NEW YORK (Reuters) - The crash in LinkedIn Corp’s shares last week has many traders in the options market braced for an unusually violent reaction from Twitter Inc and Pandora Media Inc’s shares after the companies report results this week.
LinkedIn shares dropped 44 percent on Friday, wiping out nearly $11 billion of market value, as investors balked at a disappointing revenue forecast.
Traders in Twitter and Pandora options are pricing post-earnings share moves that are more volatile than normal for the companies. The companies report results on Wednesday and Thursday respectively.
“The release of LinkedIn earnings on Friday raised concerns about several social media companies,” said Scott Fullman, chief strategist at Revere Securities LLC. Fullman cited the correlation between these stocks, which has increased since November, as one reason why LinkedIn’s woes may have Twitter and Pandora investors worried.
The cost of a straddle in Twitter’s options, a strategy in which a trader buys an at-the-money put option and a similar call option, implies a move of about 18 percent in either direction by Friday. Over the last eight quarters, the average one-day move after reporting is 13 percent.
The implied move for Pandora is 18 percent compared with an average move of 15 percent over the last eight quarters.
“The experience of LinkedIn means those long these names into earnings should be managing risk,” MKM Partners derivatives strategist Jim Strugger said in a note on Monday.
The sense of caution is not restricted to these two names.
Technology shares with lofty valuations have taken a beating over the last two sessions as volatility has picked up.
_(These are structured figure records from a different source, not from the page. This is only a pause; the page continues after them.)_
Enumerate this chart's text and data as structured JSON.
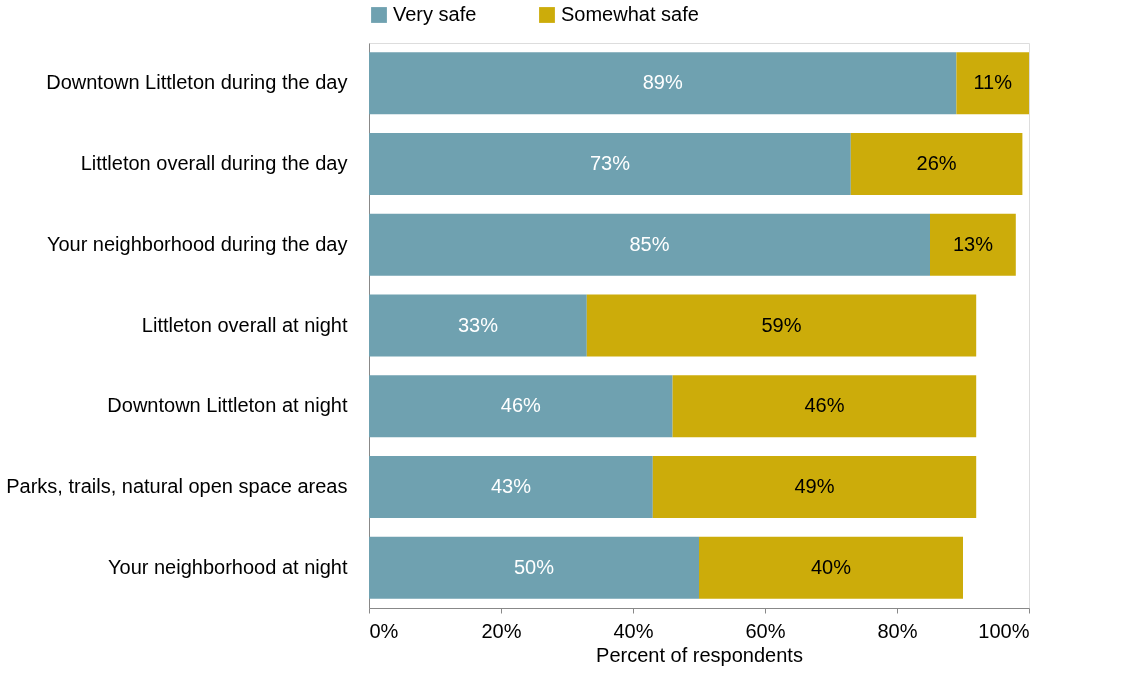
{
  "chart_data": {
    "type": "bar",
    "orientation": "horizontal",
    "stacked": true,
    "xlabel": "Percent of respondents",
    "legend": "top",
    "grid": false,
    "categories": [
      "Downtown Littleton during the day",
      "Littleton overall during the day",
      "Your neighborhood during the day",
      "Littleton overall at night",
      "Downtown Littleton at night",
      "Parks, trails, natural open space areas",
      "Your neighborhood at night"
    ],
    "series": [
      {
        "name": "Very safe",
        "color": "#6fa1b0",
        "values": [
          89,
          73,
          85,
          33,
          46,
          43,
          50
        ],
        "value_labels": [
          "89%",
          "73%",
          "85%",
          "33%",
          "46%",
          "43%",
          "50%"
        ]
      },
      {
        "name": "Somewhat safe",
        "color": "#ccac0a",
        "values": [
          11,
          26,
          13,
          59,
          46,
          49,
          40
        ],
        "value_labels": [
          "11%",
          "26%",
          "13%",
          "59%",
          "46%",
          "49%",
          "40%"
        ]
      }
    ],
    "xlim": [
      0,
      100
    ],
    "xticks": [
      {
        "value": 0,
        "label": "0%"
      },
      {
        "value": 20,
        "label": "20%"
      },
      {
        "value": 40,
        "label": "40%"
      },
      {
        "value": 60,
        "label": "60%"
      },
      {
        "value": 80,
        "label": "80%"
      },
      {
        "value": 100,
        "label": "100%"
      }
    ]
  }
}
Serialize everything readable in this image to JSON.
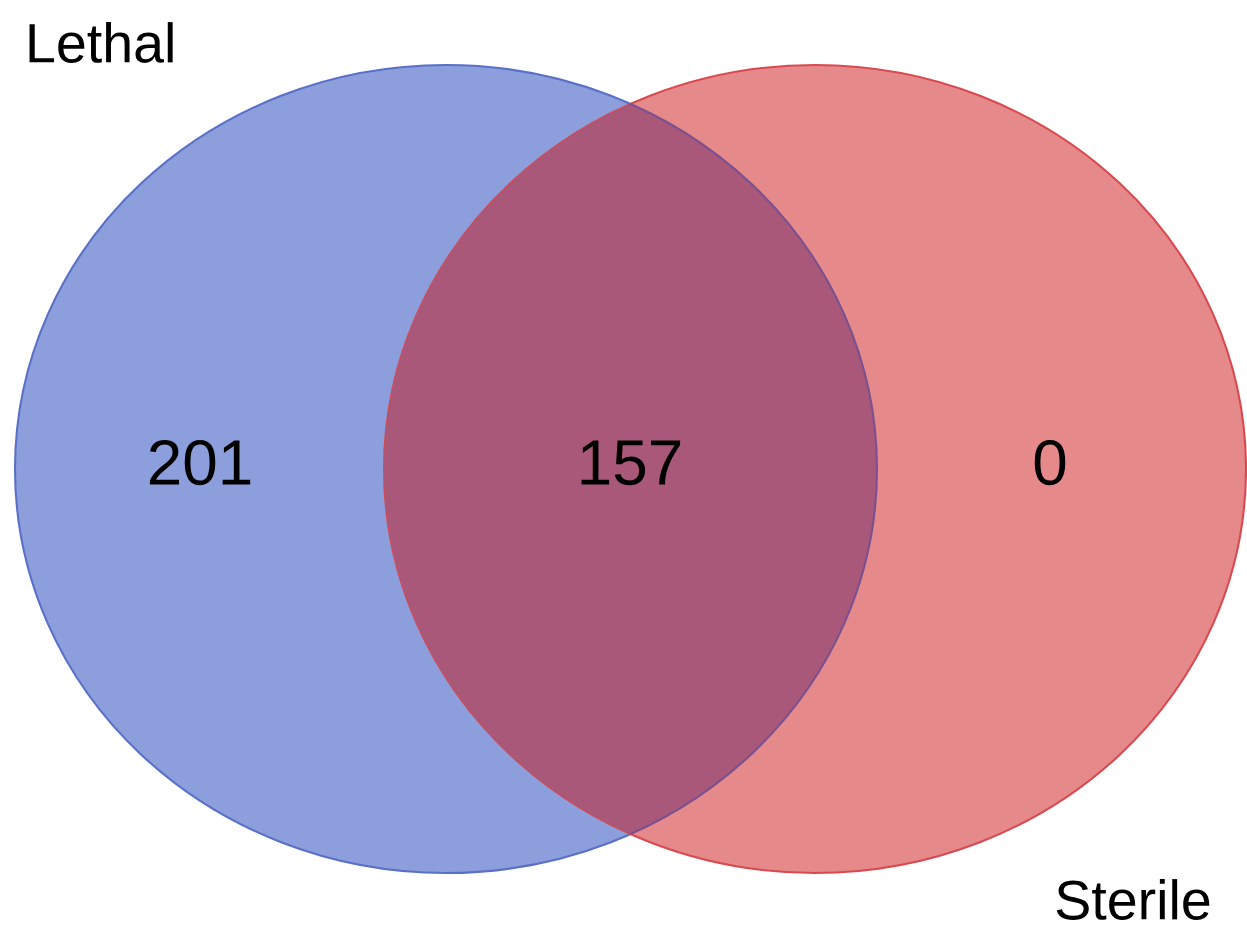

The S&P 500 Information Technology Index is down 4.4 percent since Thursday.
Traders in the options market have responded by loading up on protective put options on the tech heavy PowerShares QQQ Trust ETF Series 1, which represents the Nasdaq 100.
On Monday 1 million QQQ puts traded, about twice the average daily trading volume, according to options analytics trading firm Trade Alert.
With options expensive due to the high expectations of a large near-term move in the shares, Strugger suggested March options collars as a means to hedge long stock positions.
A protective collar is an options strategy in which a trader sells a call option and buys a put option with the same expiration in a bid to protect a long position in the shares in a relatively inexpensive way.